Митька почти не отходил от своего нового друга и даже спал тут же, на земляном полу, подостлав охапку соломы. Спал всего по нескольку часов, крепко, но так чутко, что стоило раненому вздохнуть потяжелее, как он вскакивал и подбегал к кровати.
— Что тебе?
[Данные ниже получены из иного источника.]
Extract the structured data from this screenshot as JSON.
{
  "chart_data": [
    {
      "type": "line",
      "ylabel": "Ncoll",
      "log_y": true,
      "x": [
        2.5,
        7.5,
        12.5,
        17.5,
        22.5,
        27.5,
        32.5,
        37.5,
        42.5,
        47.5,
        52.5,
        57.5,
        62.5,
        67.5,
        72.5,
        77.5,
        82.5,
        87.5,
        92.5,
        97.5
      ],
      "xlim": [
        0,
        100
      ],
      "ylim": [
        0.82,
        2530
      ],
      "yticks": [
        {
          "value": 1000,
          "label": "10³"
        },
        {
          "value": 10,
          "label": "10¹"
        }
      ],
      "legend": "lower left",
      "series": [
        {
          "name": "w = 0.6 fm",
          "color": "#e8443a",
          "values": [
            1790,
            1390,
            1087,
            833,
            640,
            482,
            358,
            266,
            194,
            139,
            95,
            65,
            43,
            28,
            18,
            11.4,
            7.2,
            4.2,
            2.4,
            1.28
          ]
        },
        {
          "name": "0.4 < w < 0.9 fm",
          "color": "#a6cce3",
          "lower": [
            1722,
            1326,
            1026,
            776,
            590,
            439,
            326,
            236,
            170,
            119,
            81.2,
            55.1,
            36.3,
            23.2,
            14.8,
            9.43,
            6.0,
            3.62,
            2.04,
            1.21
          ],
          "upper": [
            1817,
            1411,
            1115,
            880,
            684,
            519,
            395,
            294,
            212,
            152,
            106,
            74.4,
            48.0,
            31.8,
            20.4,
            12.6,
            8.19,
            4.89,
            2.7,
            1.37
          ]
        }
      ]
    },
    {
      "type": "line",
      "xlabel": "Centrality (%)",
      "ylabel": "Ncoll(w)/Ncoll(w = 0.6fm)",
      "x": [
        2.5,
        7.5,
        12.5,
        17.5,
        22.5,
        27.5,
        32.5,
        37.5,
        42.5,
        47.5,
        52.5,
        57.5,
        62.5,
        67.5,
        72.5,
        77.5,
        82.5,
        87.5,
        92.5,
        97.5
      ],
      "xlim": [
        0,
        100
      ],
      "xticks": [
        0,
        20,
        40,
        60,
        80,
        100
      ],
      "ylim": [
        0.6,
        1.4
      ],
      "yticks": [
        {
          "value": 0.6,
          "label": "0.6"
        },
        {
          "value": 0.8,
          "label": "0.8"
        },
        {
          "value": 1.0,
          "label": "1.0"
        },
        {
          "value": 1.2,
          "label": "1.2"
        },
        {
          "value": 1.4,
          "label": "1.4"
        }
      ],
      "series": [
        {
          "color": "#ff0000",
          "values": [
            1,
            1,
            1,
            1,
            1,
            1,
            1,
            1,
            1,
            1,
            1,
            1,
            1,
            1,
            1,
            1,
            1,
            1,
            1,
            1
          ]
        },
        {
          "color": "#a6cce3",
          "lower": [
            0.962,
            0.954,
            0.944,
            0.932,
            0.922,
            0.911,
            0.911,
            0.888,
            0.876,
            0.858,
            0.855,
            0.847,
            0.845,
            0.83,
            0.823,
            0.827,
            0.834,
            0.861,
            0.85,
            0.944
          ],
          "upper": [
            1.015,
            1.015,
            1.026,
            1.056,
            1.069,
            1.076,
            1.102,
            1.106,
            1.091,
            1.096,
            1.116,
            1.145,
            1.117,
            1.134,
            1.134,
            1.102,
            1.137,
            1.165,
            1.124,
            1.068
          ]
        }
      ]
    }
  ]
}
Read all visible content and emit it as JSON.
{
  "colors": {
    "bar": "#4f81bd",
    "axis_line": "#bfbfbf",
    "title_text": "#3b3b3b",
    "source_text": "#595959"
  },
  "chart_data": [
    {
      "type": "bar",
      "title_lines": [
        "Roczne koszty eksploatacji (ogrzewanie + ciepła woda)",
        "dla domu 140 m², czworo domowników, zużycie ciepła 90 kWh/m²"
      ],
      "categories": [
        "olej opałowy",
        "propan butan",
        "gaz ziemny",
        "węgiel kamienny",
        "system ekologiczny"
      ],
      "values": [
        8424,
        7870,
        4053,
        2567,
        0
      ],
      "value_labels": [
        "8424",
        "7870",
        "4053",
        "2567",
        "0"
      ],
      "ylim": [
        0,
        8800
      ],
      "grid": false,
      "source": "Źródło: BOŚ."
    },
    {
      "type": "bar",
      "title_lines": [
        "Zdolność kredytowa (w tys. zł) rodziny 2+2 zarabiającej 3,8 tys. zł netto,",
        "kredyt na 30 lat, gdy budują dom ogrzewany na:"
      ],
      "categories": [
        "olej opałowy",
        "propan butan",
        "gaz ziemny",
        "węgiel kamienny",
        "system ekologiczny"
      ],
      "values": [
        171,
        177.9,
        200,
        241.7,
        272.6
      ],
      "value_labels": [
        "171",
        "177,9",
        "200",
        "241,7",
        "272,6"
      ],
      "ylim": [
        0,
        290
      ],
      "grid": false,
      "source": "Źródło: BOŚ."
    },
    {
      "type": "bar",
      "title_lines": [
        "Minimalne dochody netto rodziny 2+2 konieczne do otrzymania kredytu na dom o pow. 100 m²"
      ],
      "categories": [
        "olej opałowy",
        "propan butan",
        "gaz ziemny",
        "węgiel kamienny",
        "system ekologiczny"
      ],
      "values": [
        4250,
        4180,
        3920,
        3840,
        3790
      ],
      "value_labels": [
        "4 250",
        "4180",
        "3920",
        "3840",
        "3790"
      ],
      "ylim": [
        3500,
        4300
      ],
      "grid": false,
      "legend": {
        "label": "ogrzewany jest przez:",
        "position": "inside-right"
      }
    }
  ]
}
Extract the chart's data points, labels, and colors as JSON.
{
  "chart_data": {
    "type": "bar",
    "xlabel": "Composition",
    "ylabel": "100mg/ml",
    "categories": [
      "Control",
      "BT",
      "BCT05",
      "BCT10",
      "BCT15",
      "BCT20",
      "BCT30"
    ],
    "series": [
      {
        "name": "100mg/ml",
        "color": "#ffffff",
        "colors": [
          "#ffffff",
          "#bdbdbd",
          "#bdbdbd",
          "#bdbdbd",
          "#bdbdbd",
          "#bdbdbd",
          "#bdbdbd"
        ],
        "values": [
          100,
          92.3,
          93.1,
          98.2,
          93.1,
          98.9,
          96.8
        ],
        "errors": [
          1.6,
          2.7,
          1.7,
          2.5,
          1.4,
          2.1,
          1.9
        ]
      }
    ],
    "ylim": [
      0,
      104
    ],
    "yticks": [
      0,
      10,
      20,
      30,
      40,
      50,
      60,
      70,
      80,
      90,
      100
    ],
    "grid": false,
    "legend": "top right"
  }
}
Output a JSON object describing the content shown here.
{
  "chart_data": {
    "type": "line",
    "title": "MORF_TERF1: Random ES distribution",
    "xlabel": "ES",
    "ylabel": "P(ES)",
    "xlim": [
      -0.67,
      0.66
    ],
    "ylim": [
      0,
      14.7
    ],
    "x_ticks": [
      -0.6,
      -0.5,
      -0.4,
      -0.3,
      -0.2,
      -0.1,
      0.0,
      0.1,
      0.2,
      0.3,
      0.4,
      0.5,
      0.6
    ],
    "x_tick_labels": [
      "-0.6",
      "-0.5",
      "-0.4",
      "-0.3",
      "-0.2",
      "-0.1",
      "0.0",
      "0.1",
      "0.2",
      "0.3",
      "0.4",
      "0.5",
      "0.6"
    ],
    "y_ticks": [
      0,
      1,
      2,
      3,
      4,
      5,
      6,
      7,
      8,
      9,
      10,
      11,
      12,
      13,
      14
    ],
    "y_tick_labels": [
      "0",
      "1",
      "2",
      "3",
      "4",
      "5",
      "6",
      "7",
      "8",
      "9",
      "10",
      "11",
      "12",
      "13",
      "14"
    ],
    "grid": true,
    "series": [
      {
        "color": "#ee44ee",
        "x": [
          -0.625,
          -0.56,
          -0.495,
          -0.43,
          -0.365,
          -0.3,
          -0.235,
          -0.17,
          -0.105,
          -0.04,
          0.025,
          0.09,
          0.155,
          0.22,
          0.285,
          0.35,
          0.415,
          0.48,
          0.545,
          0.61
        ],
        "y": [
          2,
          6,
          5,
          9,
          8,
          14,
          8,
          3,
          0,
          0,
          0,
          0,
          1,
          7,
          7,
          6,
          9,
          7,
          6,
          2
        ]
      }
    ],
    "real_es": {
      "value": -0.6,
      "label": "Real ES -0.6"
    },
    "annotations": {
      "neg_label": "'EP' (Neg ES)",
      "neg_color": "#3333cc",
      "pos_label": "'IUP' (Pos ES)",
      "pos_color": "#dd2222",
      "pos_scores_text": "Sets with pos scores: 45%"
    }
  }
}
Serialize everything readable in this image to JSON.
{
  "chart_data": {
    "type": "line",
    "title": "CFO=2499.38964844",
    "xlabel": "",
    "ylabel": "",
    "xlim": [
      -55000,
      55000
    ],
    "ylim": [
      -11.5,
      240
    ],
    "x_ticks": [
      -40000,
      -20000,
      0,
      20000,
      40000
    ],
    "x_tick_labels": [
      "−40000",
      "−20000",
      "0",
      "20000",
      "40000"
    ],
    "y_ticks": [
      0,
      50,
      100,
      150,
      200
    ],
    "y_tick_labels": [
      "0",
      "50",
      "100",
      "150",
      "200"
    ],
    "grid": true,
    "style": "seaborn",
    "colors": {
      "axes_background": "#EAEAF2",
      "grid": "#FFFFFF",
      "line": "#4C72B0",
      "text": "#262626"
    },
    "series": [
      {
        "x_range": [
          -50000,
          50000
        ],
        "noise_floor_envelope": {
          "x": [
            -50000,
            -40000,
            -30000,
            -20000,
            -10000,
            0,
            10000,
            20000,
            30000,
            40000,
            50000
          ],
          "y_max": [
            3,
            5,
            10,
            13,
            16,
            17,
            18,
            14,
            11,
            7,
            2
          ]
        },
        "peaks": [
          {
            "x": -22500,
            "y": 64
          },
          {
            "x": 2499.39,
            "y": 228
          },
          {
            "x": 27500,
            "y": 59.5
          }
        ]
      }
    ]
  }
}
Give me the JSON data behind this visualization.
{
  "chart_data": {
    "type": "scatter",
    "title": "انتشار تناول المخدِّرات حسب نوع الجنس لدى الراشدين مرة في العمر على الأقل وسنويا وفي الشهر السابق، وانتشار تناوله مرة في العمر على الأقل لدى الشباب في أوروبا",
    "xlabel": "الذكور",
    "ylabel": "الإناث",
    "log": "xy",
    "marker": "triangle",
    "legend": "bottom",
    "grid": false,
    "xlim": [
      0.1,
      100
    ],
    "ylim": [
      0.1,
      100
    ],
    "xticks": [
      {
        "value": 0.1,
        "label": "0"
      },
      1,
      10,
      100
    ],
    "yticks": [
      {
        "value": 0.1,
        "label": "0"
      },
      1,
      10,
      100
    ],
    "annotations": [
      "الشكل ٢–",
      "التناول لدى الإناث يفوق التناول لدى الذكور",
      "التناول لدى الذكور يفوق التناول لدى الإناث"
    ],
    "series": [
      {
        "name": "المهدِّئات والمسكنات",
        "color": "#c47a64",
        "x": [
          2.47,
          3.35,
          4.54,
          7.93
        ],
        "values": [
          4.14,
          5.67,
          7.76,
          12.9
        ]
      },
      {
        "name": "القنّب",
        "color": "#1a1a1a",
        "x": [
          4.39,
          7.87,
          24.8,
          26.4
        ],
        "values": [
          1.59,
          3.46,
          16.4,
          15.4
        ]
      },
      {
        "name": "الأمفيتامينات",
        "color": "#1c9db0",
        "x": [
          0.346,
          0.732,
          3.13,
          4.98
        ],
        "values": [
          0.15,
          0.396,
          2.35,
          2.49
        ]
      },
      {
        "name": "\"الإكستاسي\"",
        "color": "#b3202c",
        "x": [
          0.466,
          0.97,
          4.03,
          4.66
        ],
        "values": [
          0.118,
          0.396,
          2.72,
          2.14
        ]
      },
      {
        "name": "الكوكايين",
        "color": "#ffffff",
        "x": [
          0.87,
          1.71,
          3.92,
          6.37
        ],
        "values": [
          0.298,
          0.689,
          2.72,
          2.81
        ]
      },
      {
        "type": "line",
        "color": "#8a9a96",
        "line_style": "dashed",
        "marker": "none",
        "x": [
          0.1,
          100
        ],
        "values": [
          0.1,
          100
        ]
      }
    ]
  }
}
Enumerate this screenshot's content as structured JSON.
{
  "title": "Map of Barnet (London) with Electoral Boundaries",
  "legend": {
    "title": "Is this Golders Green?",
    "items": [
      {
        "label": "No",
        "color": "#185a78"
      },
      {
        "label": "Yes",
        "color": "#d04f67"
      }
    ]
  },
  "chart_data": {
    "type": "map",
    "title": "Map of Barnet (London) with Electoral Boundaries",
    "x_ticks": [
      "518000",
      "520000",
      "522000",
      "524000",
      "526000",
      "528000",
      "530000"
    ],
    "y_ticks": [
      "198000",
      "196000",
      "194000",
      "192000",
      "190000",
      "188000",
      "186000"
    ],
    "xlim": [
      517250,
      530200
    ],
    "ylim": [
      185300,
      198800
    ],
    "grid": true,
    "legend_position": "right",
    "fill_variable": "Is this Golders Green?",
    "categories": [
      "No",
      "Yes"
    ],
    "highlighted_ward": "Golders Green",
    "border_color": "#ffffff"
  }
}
Надо чего чи так, приснилось что? — спрашивал он.
И хотя во время перевязок Коля очень страдал, а после них почти всегда терял сознание, Митьке казалось, что он крепнет, поправляется. А когда сознание возвращалось, Коля даже улыбался, виновато глядя на доктора. Тот не выдерживал, срывал с носа очки и торопливо выходил из хаты. Выбегал и Петрухин, тихонько выходила бабка Матрёна, и только Митька оставался у постели, улыбаясь в ответ своему другу. Да, улыбаясь… А вот если бы он выбежал вслед за Петрухиным, то, наверно, завопил бы на всю станицу.